The Retirement Savings Contributions Credit applies to individuals with
incomes up to $25,000 ($37,500 for a head of household) and married
couples with incomes up to $50,000. You must also be at least age 18, not
a full-time student, and not claimed as a dependent on another person's
return.

The credit is a percentage of the qualifying contribution amount, with the
highest rate for taxpayers with the least income, as shown in this chart:

Credit Income for Income for Income for
Rate Married, Joint  Head of Household Others
50% up to $30,000    up to $22,500 up to $15,000
20% $30,001-32,500     $22,501-24,375 $15,001-16,250
10% $32,501-50,000     $24,376-37,500 $16,251-25,000

When figuring this credit, you must subtract the amount of distributions
you have received from your retirement plans from the contributions you
have made.
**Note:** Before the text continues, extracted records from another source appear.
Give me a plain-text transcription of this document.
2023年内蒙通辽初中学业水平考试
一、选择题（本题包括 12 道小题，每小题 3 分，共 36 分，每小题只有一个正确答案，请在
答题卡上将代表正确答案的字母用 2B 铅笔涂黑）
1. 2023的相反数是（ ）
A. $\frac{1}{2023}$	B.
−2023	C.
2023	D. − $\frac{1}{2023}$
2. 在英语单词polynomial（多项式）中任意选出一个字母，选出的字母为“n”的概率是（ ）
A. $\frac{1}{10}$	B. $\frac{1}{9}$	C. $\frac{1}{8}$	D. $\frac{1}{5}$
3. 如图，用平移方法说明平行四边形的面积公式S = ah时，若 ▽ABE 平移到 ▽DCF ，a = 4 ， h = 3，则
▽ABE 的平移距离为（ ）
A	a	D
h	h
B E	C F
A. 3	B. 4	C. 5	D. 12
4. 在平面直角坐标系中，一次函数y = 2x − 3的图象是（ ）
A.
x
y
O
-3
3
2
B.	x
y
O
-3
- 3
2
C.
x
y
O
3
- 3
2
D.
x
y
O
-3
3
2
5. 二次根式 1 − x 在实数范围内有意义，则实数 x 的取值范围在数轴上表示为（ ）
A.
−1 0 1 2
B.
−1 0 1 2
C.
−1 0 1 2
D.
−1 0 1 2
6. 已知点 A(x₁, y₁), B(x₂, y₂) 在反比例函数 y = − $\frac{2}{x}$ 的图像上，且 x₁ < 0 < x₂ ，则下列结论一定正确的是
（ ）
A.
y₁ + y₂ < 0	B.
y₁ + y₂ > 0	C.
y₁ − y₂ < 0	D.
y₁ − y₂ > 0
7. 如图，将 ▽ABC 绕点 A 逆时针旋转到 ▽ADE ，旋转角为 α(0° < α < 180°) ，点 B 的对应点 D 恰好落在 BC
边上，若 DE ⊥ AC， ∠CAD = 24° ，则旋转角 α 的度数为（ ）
This rule applies for distributions starting two years before
the year the credit is claimed and ending with the filing deadline for
that tax return.

Form 8880, "Credit for Qualified Retirement Savings Contributions," is
used to figure the amount of the credit, which is then reported on line 48
of Form 1040. For your 2003 tax return, you would first subtract
distributions received from January 1, 2001, through April 15, 2004, from
your total 2003 retirement contributions. Then you would multiply the
result (but not more than $2,000) by the credit rate that applies to your
filing status and income level. The maximum credit amount allowed for 2003
is $1,000, or up to $2,000 if married filing jointly and each spouse made
contributions.

The subtraction rule does not apply to distributions which are rolled over
into another plan or to withdrawals of excess contributions.

The Retirement Savings Contributions Credit is in addition to whatever
other tax benefits may result from the retirement contributions. For
example, most workers at these income levels may deduct all or part of
their contributions to a traditional IRA. Contributions to a 401(k) plan
are not subject to income tax until withdrawn from the plan.